Es conmovedor el momento en que un hombre reprende al capitán de estos ex samurai, a quien cree un ebrio sin remedio; solo los lectores sabemos que ese descenso a la infamia es únicamente un plan para recobrar por medio de la espada la honra de su señor. Kodama no habría tolerado esa acusación de deslealtad. Parafraseando la versión borgeana: “¿No es esta, por ventura, aquella compañera de Borges, que lo ayudó a morir y que en vez de vengar a su señor se entrega a los deleites y a la vergüenza? ¡Oh, tú indigna del nombre de samurai!”. Eso es lo que realizó Kodama: una venganza deliberada, más burócrata que intelectual, más a través del dinero y el litigio que con la espada, sobre aquellos que (ella creía) ultrajaban el legado. Pero Borges mismo no se consideraba a sí mismo un gran señor, mucho menos un samurai; probablemente se identificara más en los bonzos ciegos que recitaban el Cantar de Heike, cumbre de la literatura épica japonesa. La espada la admiraba cuando la ejercía otro.

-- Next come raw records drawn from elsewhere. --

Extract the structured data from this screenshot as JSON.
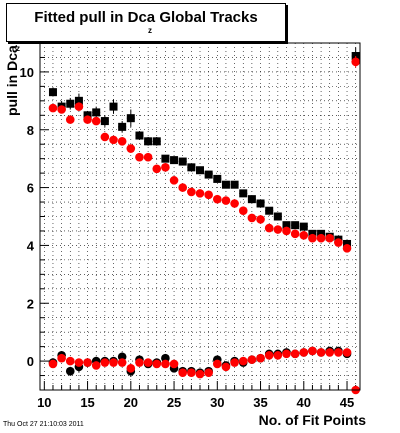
{
  "chart_data": {
    "type": "scatter",
    "title": "Fitted pull in Dca",
    "title_subscript": "z",
    "title_suffix": "Global Tracks",
    "ylabel": "pull in Dca",
    "ylabel_subscript": "z",
    "xlabel": "No. of Fit Points",
    "xlim": [
      9.5,
      46.5
    ],
    "ylim": [
      -1.0,
      11.0
    ],
    "x_ticks": [
      10,
      15,
      20,
      25,
      30,
      35,
      40,
      45
    ],
    "y_ticks": [
      0,
      2,
      4,
      6,
      8,
      10
    ],
    "grid": true,
    "legend": "none",
    "series": [
      {
        "color": "#000000",
        "marker": "square",
        "x": [
          11,
          12,
          13,
          14,
          15,
          16,
          17,
          18,
          19,
          20,
          21,
          22,
          23,
          24,
          25,
          26,
          27,
          28,
          29,
          30,
          31,
          32,
          33,
          34,
          35,
          36,
          37,
          38,
          39,
          40,
          41,
          42,
          43,
          44,
          45,
          46
        ],
        "y": [
          9.3,
          8.8,
          8.9,
          9.0,
          8.5,
          8.6,
          8.3,
          8.8,
          8.1,
          8.4,
          7.8,
          7.6,
          7.6,
          7.0,
          6.95,
          6.9,
          6.7,
          6.6,
          6.45,
          6.3,
          6.1,
          6.1,
          5.8,
          5.6,
          5.45,
          5.2,
          5.0,
          4.7,
          4.7,
          4.65,
          4.4,
          4.4,
          4.3,
          4.2,
          4.05,
          10.55
        ],
        "err": [
          0.15,
          0.2,
          0.2,
          0.25,
          0.15,
          0.2,
          0.2,
          0.25,
          0.2,
          0.3,
          0.15,
          0.15,
          0.15,
          0.1,
          0.1,
          0.1,
          0.1,
          0.1,
          0.1,
          0.1,
          0.1,
          0.1,
          0.1,
          0.1,
          0.1,
          0.1,
          0.1,
          0.1,
          0.1,
          0.1,
          0.1,
          0.1,
          0.1,
          0.1,
          0.12,
          0.3
        ]
      },
      {
        "color": "#ff0000",
        "marker": "circle",
        "x": [
          11,
          12,
          13,
          14,
          15,
          16,
          17,
          18,
          19,
          20,
          21,
          22,
          23,
          24,
          25,
          26,
          27,
          28,
          29,
          30,
          31,
          32,
          33,
          34,
          35,
          36,
          37,
          38,
          39,
          40,
          41,
          42,
          43,
          44,
          45,
          46
        ],
        "y": [
          8.75,
          8.7,
          8.35,
          8.8,
          8.35,
          8.3,
          7.75,
          7.65,
          7.6,
          7.35,
          7.05,
          7.05,
          6.65,
          6.7,
          6.25,
          6.0,
          5.85,
          5.8,
          5.75,
          5.6,
          5.55,
          5.45,
          5.2,
          4.95,
          4.9,
          4.6,
          4.55,
          4.5,
          4.4,
          4.35,
          4.25,
          4.25,
          4.25,
          4.1,
          3.9,
          10.35
        ],
        "err": [
          0.1,
          0.1,
          0.12,
          0.15,
          0.1,
          0.12,
          0.1,
          0.12,
          0.1,
          0.15,
          0.1,
          0.1,
          0.08,
          0.08,
          0.08,
          0.06,
          0.06,
          0.06,
          0.06,
          0.06,
          0.06,
          0.06,
          0.06,
          0.06,
          0.06,
          0.06,
          0.06,
          0.06,
          0.06,
          0.06,
          0.06,
          0.06,
          0.06,
          0.06,
          0.08,
          0.2
        ]
      },
      {
        "color": "#000000",
        "marker": "circle",
        "x": [
          11,
          12,
          13,
          14,
          15,
          16,
          17,
          18,
          19,
          20,
          21,
          22,
          23,
          24,
          25,
          26,
          27,
          28,
          29,
          30,
          31,
          32,
          33,
          34,
          35,
          36,
          37,
          38,
          39,
          40,
          41,
          42,
          43,
          44,
          45
        ],
        "y": [
          -0.05,
          0.2,
          -0.35,
          -0.2,
          -0.05,
          0.0,
          0.0,
          0.0,
          0.15,
          -0.35,
          0.05,
          -0.1,
          -0.05,
          0.1,
          -0.25,
          -0.35,
          -0.35,
          -0.4,
          -0.35,
          0.05,
          -0.15,
          0.0,
          -0.05,
          0.05,
          0.1,
          0.25,
          0.25,
          0.3,
          0.25,
          0.3,
          0.35,
          0.3,
          0.35,
          0.35,
          0.25
        ],
        "err": [
          0.15,
          0.1,
          0.15,
          0.2,
          0.15,
          0.15,
          0.1,
          0.1,
          0.15,
          0.2,
          0.1,
          0.1,
          0.1,
          0.1,
          0.1,
          0.1,
          0.1,
          0.1,
          0.1,
          0.1,
          0.1,
          0.1,
          0.1,
          0.1,
          0.1,
          0.1,
          0.1,
          0.1,
          0.1,
          0.1,
          0.1,
          0.1,
          0.1,
          0.1,
          0.1
        ]
      },
      {
        "color": "#ff0000",
        "marker": "circle",
        "x": [
          11,
          12,
          13,
          14,
          15,
          16,
          17,
          18,
          19,
          20,
          21,
          22,
          23,
          24,
          25,
          26,
          27,
          28,
          29,
          30,
          31,
          32,
          33,
          34,
          35,
          36,
          37,
          38,
          39,
          40,
          41,
          42,
          43,
          44,
          45,
          46
        ],
        "y": [
          -0.1,
          0.1,
          0.0,
          -0.05,
          -0.05,
          -0.15,
          -0.05,
          -0.05,
          -0.05,
          -0.25,
          -0.05,
          -0.05,
          -0.1,
          -0.1,
          -0.1,
          -0.4,
          -0.4,
          -0.45,
          -0.4,
          -0.1,
          -0.2,
          -0.05,
          0.0,
          0.05,
          0.1,
          0.2,
          0.2,
          0.25,
          0.25,
          0.3,
          0.35,
          0.3,
          0.3,
          0.3,
          0.3,
          -1.0
        ],
        "err": [
          0.1,
          0.1,
          0.1,
          0.1,
          0.1,
          0.1,
          0.1,
          0.1,
          0.1,
          0.15,
          0.1,
          0.1,
          0.1,
          0.1,
          0.1,
          0.1,
          0.1,
          0.1,
          0.1,
          0.1,
          0.1,
          0.1,
          0.1,
          0.1,
          0.1,
          0.1,
          0.1,
          0.1,
          0.1,
          0.1,
          0.1,
          0.1,
          0.1,
          0.1,
          0.1,
          0.1
        ]
      }
    ]
  },
  "datestamp": "Thu Oct 27 21:10:03 2011"
}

Sabemos que Kodama, que había retomado el estudio de la lengua paterna, pensaba legar la mitad de la obra borgeana a una universidad norteamericana y la otra a una japonesa; una vez más, volvía a la lógica de su nacimiento hafu: “mitad y mitad”. Su deber ya estaba cumplido; si no prosperaron sus planes fue por una vergüenza tribal que no le concede lugar a la infidencia, secretiva hasta con sus propios consejeros, y por la impermanencia de todos los planes humanos. Como último deseo pidió ser cremada sin ceremonias: un viaje de regreso a la ceniza.